New Gallery: Birmingham: its People, its History, Birmingham Museum and Art Gallery, Birmingham, opens October 12 2012
Keiko Mukaide leads the way with a dazzling light installation, James O’Hanlon has been commissioned to make a spectacular topographical painting of the lie of the land, and some of the original features of the Grade II-listed home of Birmingham’s central museum have been renovated and uncovered.

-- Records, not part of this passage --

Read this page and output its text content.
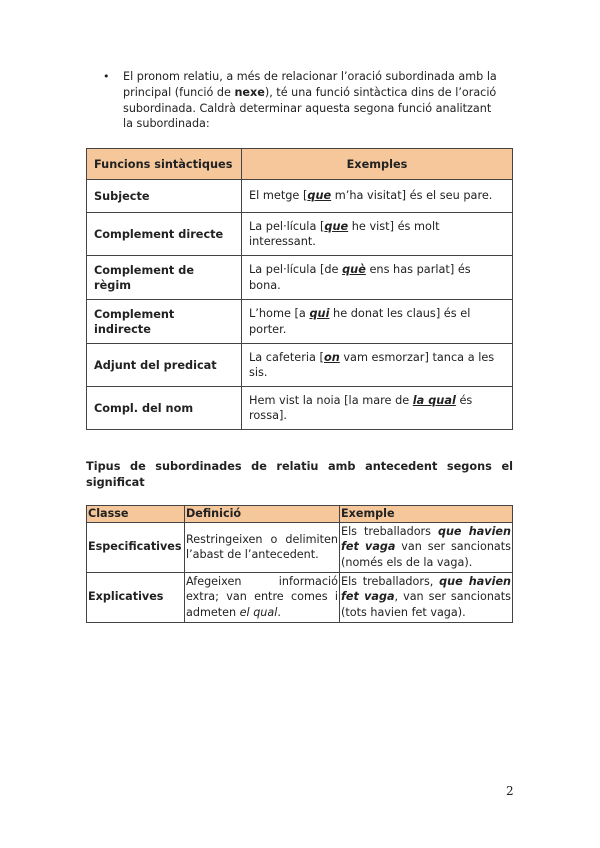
• El pronom relatiu, a més de relacionar l’oració subordinada amb la principal (funció de nexe), té una funció sintàctica dins de l’oració subordinada. Caldrà determinar aquesta segona funció analitzant la subordinada:
Funcions sintàctiques	Exemples
Subjecte	El metge [que m’ha visitat] és el seu pare.
Complement directe	La pel·lícula [que he vist] és molt interessant.
Complement de règim	La pel·lícula [de què ens has parlat] és bona.
Complement indirecte	L’home [a qui he donat les claus] és el porter.
Adjunt del predicat	La cafeteria [on vam esmorzar] tanca a les sis.
Compl. del nom	Hem vist la noia [la mare de la qual és rossa].
Tipus de subordinades de relatiu amb antecedent segons el significat
Classe	Definició	Exemple
Especificatives	Restringeixen o delimiten l’abast de l’antecedent.	Els treballadors que havien fet vaga van ser sancionats (només els de la vaga).
Explicatives	Afegeixen informació extra; van entre comes i admeten el qual.	Els treballadors, que havien fet vaga, van ser sancionats (tots havien fet vaga).
2
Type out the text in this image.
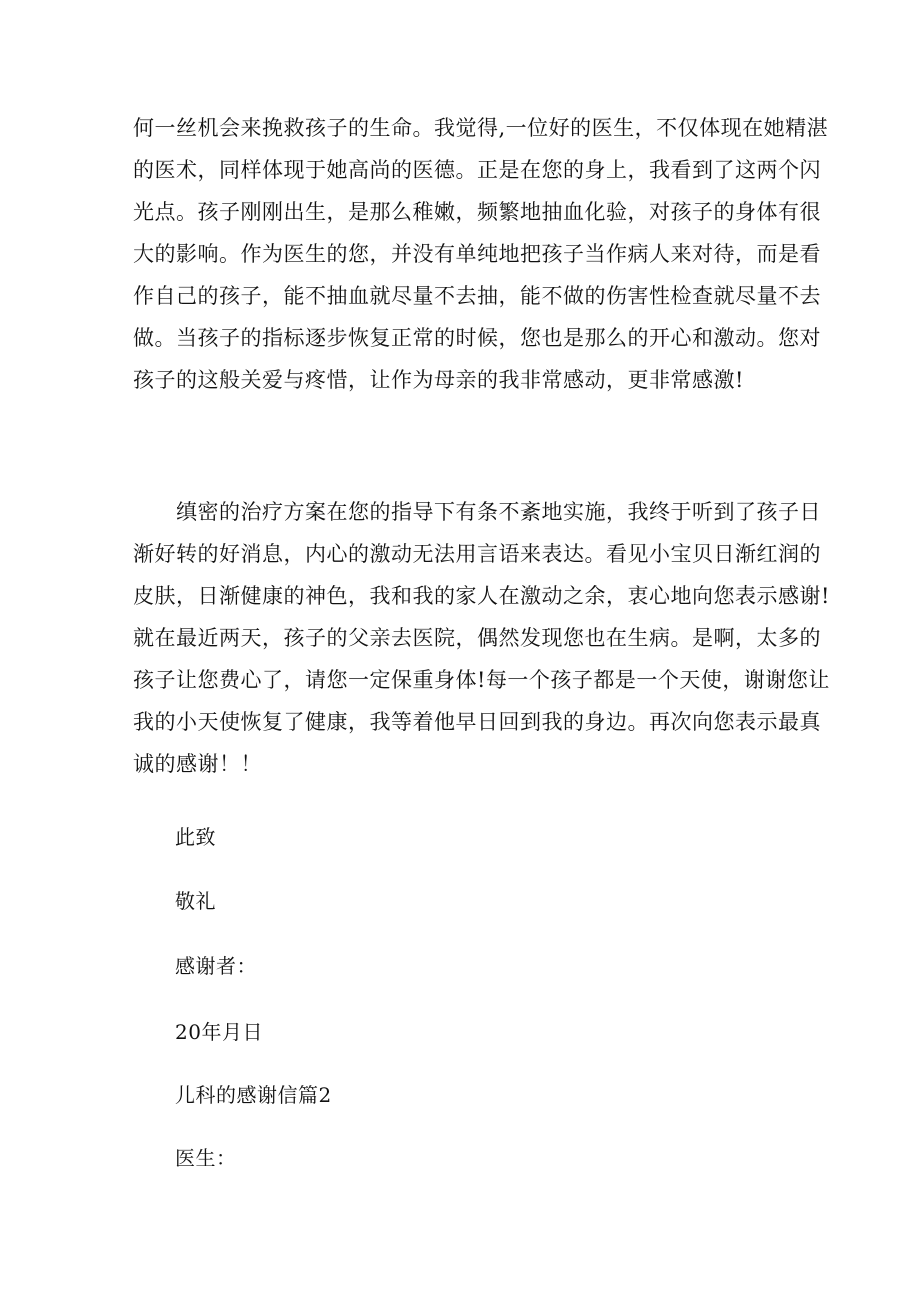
何一丝机会来挽救孩子的生命。我觉得,一位好的医生，不仅体现在她精湛
的医术，同样体现于她高尚的医德。正是在您的身上，我看到了这两个闪
光点。孩子刚刚出生，是那么稚嫩，频繁地抽血化验，对孩子的身体有很
大的影响。作为医生的您，并没有单纯地把孩子当作病人来对待，而是看
作自己的孩子，能不抽血就尽量不去抽，能不做的伤害性检查就尽量不去
做。当孩子的指标逐步恢复正常的时候，您也是那么的开心和激动。您对
孩子的这般关爱与疼惜，让作为母亲的我非常感动，更非常感激!
　　缜密的治疗方案在您的指导下有条不紊地实施，我终于听到了孩子日
渐好转的好消息，内心的激动无法用言语来表达。看见小宝贝日渐红润的
皮肤，日渐健康的神色，我和我的家人在激动之余，衷心地向您表示感谢!
就在最近两天，孩子的父亲去医院，偶然发现您也在生病。是啊，太多的
孩子让您费心了，请您一定保重身体!每一个孩子都是一个天使，谢谢您让
我的小天使恢复了健康，我等着他早日回到我的身边。再次向您表示最真
诚的感谢！！
此致
敬礼
感谢者：
20年月日
儿科的感谢信篇2
医生：
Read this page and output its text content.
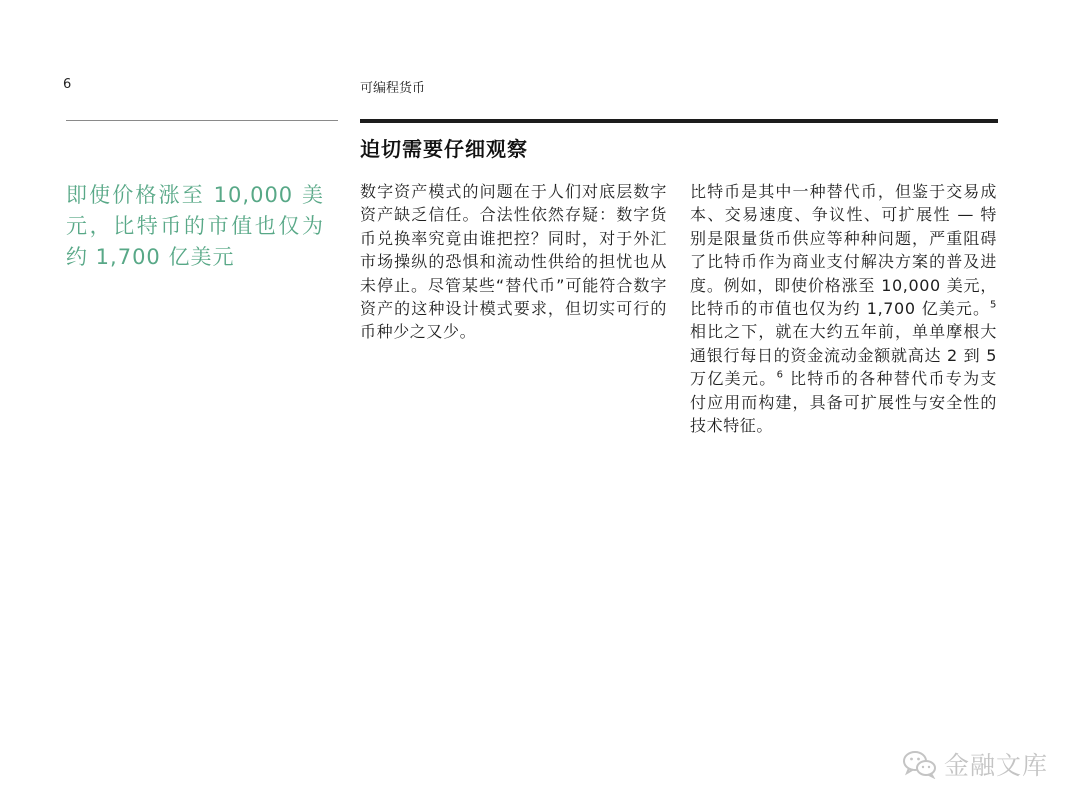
6	可编程货币
迫切需要仔细观察
即使价格涨至 10,000 美元，比特币的市值也仅为约 1,700 亿美元
数字资产模式的问题在于人们对底层数字资产缺乏信任。合法性依然存疑：数字货币兑换率究竟由谁把控？同时，对于外汇市场操纵的恐惧和流动性供给的担忧也从未停止。尽管某些“替代币”可能符合数字资产的这种设计模式要求，但切实可行的币种少之又少。
比特币是其中一种替代币，但鉴于交易成本、交易速度、争议性、可扩展性 — 特别是限量货币供应等种种问题，严重阻碍了比特币作为商业支付解决方案的普及进度。例如，即使价格涨至 10,000 美元，比特币的市值也仅为约 1,700 亿美元。$^5$ 相比之下，就在大约五年前，单单摩根大通银行每日的资金流动金额就高达 2 到 5 万亿美元。$^6$ 比特币的各种替代币专为支付应用而构建，具备可扩展性与安全性的技术特征。
金融文库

Centuries after Beormingahām became Birmingham, when Peter de Birmingham started a market town around the Bull Ring in 1166, the city has a proud £9 million home for some of the stories of its rapid expansion.
Flamboyant poet Benjamin Zephaniah’s first typrewriter, pieces from the Hadron Collider and boxing gloves once jabbed by Bunny Johnson (Britain’s first black heavyweight boxing champion) are here, as well as carousels and wedding veils from the funfairs and department stores where bygone Brummies once relaxed.
But they’re only part of more than 1,000 objects, including Medieval metalwork, 18th century decorative arts, Victorian costumes and artefacts from both World Wars, many of which have never been publically shown before.
For the next week, a series of well-known Birmingham natives will help their home city museum launch its newest gallery by taking to a podium in the centre of the space.
They range from the current Miss Birmingham and a chef who once dodged Gordon Ramsay’s wrath on the F Word to a heavily tattooed “surgical art” revolutionary, broadcaster Nick Owen and Georgina Moseley – the mum of Harry, the Birmingham boy who raised thousands for cancer sufferers after learning he had an inoperable brain tumour.
“We’ve got some brilliant speakers lined up,” says Ann Sumner, the Director of Birmingham Museums, who has also persuaded a former wannabe on BBC’s The Apprentice, TV and radio presenters, war veterans, science experts, artists and Eurovision fanatics to take part.
“We wanted to celebrate the new gallery by encouraging people from across the city to come and tell their stories. Birmingham is such a fantastic place, full of great people. We want visitors to quiz our presenters and ask questions about why they love the city.”
- Open 10am-5pm (10.30am-5pm Friday, 12.30pm-5pm Sunday). Admission free.